US 12,277,939 B2
	Progressive contrastive learning framework for self-supervised speaker verification
Chunlei Zhang, Palo Alto, CA (US); and Dong Yu, Palo Alto, CA (US)
Assigned to TENCENT AMERICA LLC, Palo Alto, CA (US)
Filed by TENCENT AMERICA LLC, Palo Alto, CA (US)
Filed on May 2, 2022, as Appl. No. 17/734,471.
Prior Publication US 2023/0352029 A1, Nov. 2, 2023
Int. Cl. G10L 17/04 (2013.01); G10L 17/02 (2013.01); G10L 21/0208 (2013.01)

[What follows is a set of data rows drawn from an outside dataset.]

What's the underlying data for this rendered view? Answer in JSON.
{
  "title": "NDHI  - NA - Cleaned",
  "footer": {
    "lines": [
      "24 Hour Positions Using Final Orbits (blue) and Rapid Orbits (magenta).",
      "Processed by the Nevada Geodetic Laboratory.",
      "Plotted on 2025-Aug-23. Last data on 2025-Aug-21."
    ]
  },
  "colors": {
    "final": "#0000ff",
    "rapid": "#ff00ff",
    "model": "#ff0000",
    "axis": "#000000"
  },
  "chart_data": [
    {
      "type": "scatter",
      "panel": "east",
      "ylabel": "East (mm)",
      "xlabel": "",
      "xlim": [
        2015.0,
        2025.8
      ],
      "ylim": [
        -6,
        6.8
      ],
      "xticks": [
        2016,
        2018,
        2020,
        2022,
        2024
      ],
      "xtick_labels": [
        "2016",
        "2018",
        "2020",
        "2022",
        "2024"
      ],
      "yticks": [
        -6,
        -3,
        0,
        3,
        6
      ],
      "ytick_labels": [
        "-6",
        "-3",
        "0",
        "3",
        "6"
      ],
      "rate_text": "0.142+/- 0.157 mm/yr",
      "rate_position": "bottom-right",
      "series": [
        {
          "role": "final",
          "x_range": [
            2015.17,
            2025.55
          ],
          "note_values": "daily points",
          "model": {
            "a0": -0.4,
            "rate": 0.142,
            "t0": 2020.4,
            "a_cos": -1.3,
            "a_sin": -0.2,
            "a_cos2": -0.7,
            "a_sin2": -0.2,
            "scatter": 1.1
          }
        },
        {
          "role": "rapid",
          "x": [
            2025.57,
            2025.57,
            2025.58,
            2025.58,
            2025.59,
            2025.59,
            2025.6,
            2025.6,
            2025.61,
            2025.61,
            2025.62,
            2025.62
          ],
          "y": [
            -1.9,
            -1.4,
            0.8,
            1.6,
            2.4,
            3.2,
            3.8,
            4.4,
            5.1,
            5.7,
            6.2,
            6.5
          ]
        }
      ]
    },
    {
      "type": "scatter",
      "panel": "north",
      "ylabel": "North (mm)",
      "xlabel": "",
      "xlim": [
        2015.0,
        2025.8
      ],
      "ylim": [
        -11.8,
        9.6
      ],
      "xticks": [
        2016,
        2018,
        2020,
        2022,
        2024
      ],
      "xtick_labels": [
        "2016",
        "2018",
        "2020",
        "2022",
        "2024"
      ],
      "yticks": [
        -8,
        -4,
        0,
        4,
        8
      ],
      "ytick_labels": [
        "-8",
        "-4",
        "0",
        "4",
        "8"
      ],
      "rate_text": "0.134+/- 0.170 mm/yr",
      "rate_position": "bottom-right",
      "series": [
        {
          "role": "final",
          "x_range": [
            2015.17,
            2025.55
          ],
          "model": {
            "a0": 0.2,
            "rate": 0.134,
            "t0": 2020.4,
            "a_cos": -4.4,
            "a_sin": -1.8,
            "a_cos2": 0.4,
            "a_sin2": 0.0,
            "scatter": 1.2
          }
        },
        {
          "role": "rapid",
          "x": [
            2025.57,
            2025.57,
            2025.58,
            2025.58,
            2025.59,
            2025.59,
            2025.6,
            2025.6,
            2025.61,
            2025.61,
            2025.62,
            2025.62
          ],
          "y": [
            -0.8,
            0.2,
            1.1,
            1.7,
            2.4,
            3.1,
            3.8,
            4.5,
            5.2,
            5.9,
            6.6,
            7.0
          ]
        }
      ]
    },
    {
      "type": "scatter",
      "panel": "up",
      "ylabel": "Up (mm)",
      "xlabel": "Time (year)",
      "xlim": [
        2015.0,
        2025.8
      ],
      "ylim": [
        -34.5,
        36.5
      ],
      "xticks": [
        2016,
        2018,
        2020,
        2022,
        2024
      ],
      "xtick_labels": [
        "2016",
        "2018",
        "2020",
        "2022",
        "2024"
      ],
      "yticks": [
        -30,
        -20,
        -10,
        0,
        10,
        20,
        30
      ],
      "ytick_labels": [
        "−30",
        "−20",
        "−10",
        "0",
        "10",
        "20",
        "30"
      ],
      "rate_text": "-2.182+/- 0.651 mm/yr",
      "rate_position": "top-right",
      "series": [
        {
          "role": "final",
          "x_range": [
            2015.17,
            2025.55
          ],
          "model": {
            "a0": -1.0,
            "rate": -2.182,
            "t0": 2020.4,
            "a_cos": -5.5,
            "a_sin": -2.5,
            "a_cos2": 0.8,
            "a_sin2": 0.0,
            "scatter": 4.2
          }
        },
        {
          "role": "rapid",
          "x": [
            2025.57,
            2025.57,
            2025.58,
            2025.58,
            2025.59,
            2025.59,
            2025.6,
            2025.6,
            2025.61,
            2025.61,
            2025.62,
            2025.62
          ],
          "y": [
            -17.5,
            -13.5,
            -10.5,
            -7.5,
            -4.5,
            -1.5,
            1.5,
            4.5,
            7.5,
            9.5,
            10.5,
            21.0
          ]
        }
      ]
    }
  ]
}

CPC G10L 17/04 (2013.01) [G10L 17/02 (2013.01); G10L 21/0208 (2013.01); G10L 2021/02082 (2013.01)]

20 Claims

1. A method for speaker identification and verification, the method being executed by at least one processor, and the method comprising:

training a dynamic clustering model for speaker identification and verification, the training comprising:

receiving, by a first encoder, a plurality of original speech segments;

receiving, by a second encoder, a plurality of augmented speech segments based on the plurality of the original speech segments,

generating, by the first encoder, first speaker representations based on the plurality of original speech segments;

generating, by the second encoder, second speaker representations based on the plurality of augmented speech segments;

prior to estimating a cluster for the second speaker representations, inputting the second speaker representations into a memory queue;

dynamically determining a number of clusters available for classification of the plurality of original speech segments based statistical characteristics of the second speaker representations in the memory queue;

assigning a respective cluster to each second speaker representation among the second speaker representations, the cluster being one from among the dynamically determined number of clusters; and

generating a contrastive loss based on the first speaker representations and the assigned second speaker representations, wherein the contrastive loss is based on queue-level centroids associated with the dynamically determined number of clusters instead of dataset-level centroids; and

verifying an identity of a speaker of a first audio by applying the first audio as input into the trained dynamic clustering model for speaker identification and verification.